Based on charter and alumni trustee term limits, which permit the trustees to serve up to two four-year terms, eight trustees who were elected before 2012 are expected to leave the 26-member Board in the next three years.
Among the 24 charter and alumni trustees, there are eight women and 16 men. The two additional members are College President Phil Hanlon and Gov. Maggie Hassan, D-N.H., an ex-officio member. Four black trustees sit on the Board, and all other members are white.
While transitions can often present governance challenges to higher education institutions, American Council of Trustees and Alumni vice president of policy Michael Poliakoff said the College appears well-positioned for a change in leadership.
“As long as the Board has been actively engaged in developing a strong strategic plan, and that seems to be something that has happened at Dartmouth, it should be a pretty routine transition,” Poliakoff said. “A change in the Board chair should not be a difficult process for the College.”
Mandel, first elected chair in 2010, served a year longer than the ordinary three-year term due to administrative turnover at the College. In an email, Mandel said he has worked with Helman and Hanlon over the last two months to smooth the transition.
If a new member is elected to the Board this spring, best practices would suggest offering an orientation program, Poliakoff said.
“Professional development of boards is a crucial step,” Poliakoff said. “Not just being acquainted with the organizational culture, but also with a wider knowledge of the problems facing higher education.”
Several organizations have published recommendations for the orientation of new trustees. In Feb. 2014, a subcommittee of the American Association of University Professors’ committee on college and university governance recommended including faculty representatives to work alongside the board in orientation sessions.
“Trustees often need an overview particularly in the ways that universities differ from businesses,” subcommittee chair Hans-Joerg Tiede, of Illinois Wesleyan University, said. “If you’re going to explain the value of tenure, it might be helpful for the chair of faculty advancement to explain it.”
Times of transition, Tiede said, offer a chance to implement new practices and changes in structure.
Board members have achieved distinction in several different fields, including business, public health and academia.

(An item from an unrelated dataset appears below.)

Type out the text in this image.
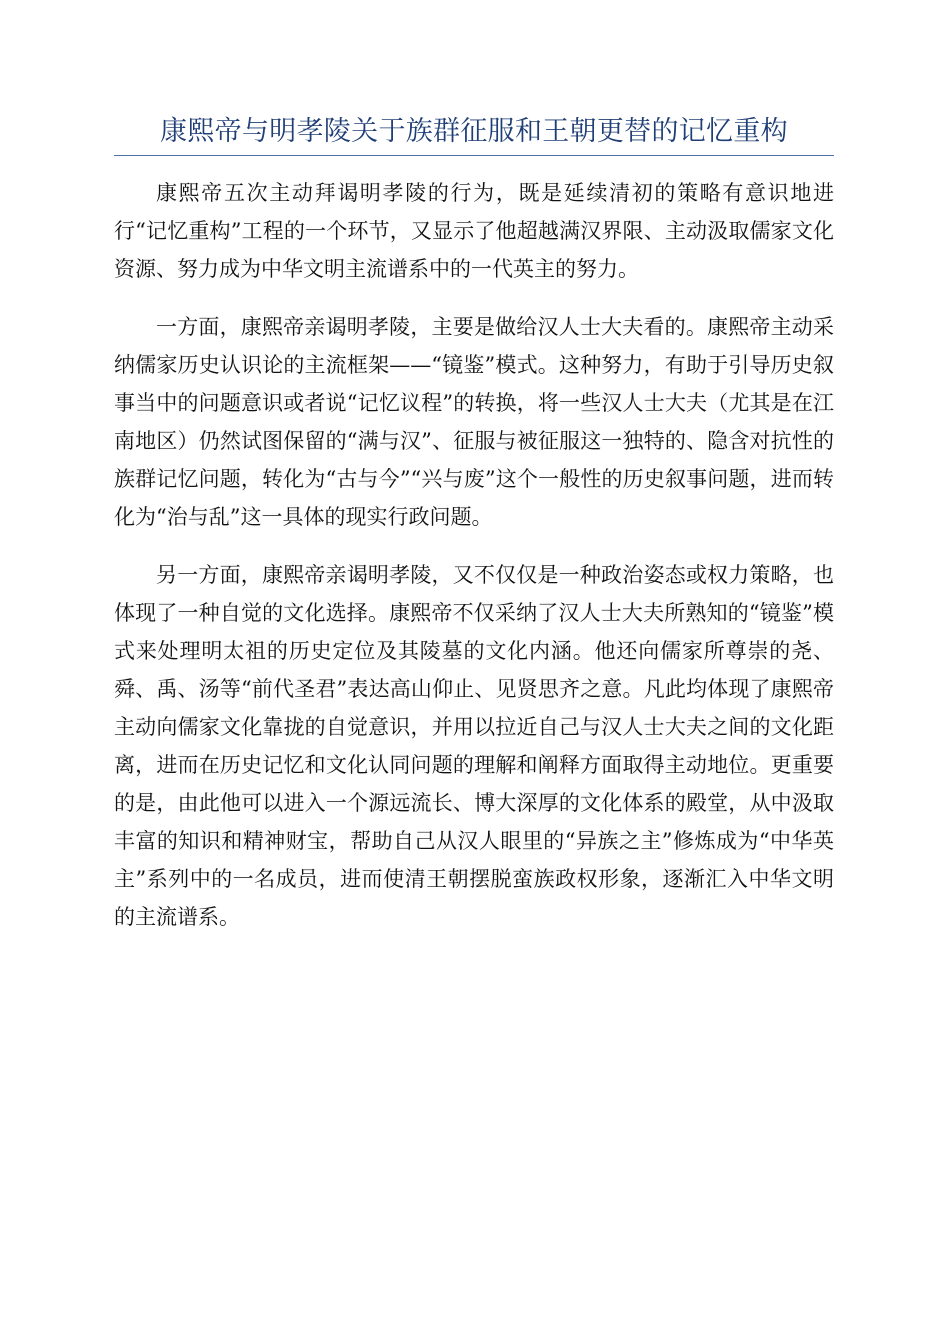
康熙帝与明孝陵关于族群征服和王朝更替的记忆重构

康熙帝五次主动拜谒明孝陵的行为，既是延续清初的策略有意识地进行“记忆重构”工程的一个环节，又显示了他超越满汉界限、主动汲取儒家文化资源、努力成为中华文明主流谱系中的一代英主的努力。

一方面，康熙帝亲谒明孝陵，主要是做给汉人士大夫看的。康熙帝主动采纳儒家历史认识论的主流框架——“镜鉴”模式。这种努力，有助于引导历史叙事当中的问题意识或者说“记忆议程”的转换，将一些汉人士大夫（尤其是在江南地区）仍然试图保留的“满与汉”、征服与被征服这一独特的、隐含对抗性的族群记忆问题，转化为“古与今”“兴与废”这个一般性的历史叙事问题，进而转化为“治与乱”这一具体的现实行政问题。

另一方面，康熙帝亲谒明孝陵，又不仅仅是一种政治姿态或权力策略，也体现了一种自觉的文化选择。康熙帝不仅采纳了汉人士大夫所熟知的“镜鉴”模式来处理明太祖的历史定位及其陵墓的文化内涵。他还向儒家所尊崇的尧、舜、禹、汤等“前代圣君”表达高山仰止、见贤思齐之意。凡此均体现了康熙帝主动向儒家文化靠拢的自觉意识，并用以拉近自己与汉人士大夫之间的文化距离，进而在历史记忆和文化认同问题的理解和阐释方面取得主动地位。更重要的是，由此他可以进入一个源远流长、博大深厚的文化体系的殿堂，从中汲取丰富的知识和精神财宝，帮助自己从汉人眼里的“异族之主”修炼成为“中华英主”系列中的一名成员，进而使清王朝摆脱蛮族政权形象，逐渐汇入中华文明的主流谱系。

Three trustees — James Coulter ’82, Steve Mandel ’78 and Trevor Rees-Jones ’73 — sit on the 2013 Forbes 400, which lists the richest men and women in America.
Boards of trustees often include high net-worth individuals, particularly when these members are highly involved with the institution, Reed College director of development Jan Kurtz said.
“The truth is that people give large gifts where they are very involved,” she said. “And members of a board of trustees are certainly very involved with their institutions.”
The Board last communicated with the Dartmouth community in a public letter following its March meeting, in which Mandel outlined new budget proposals and highlighted the achievements of several Dartmouth students.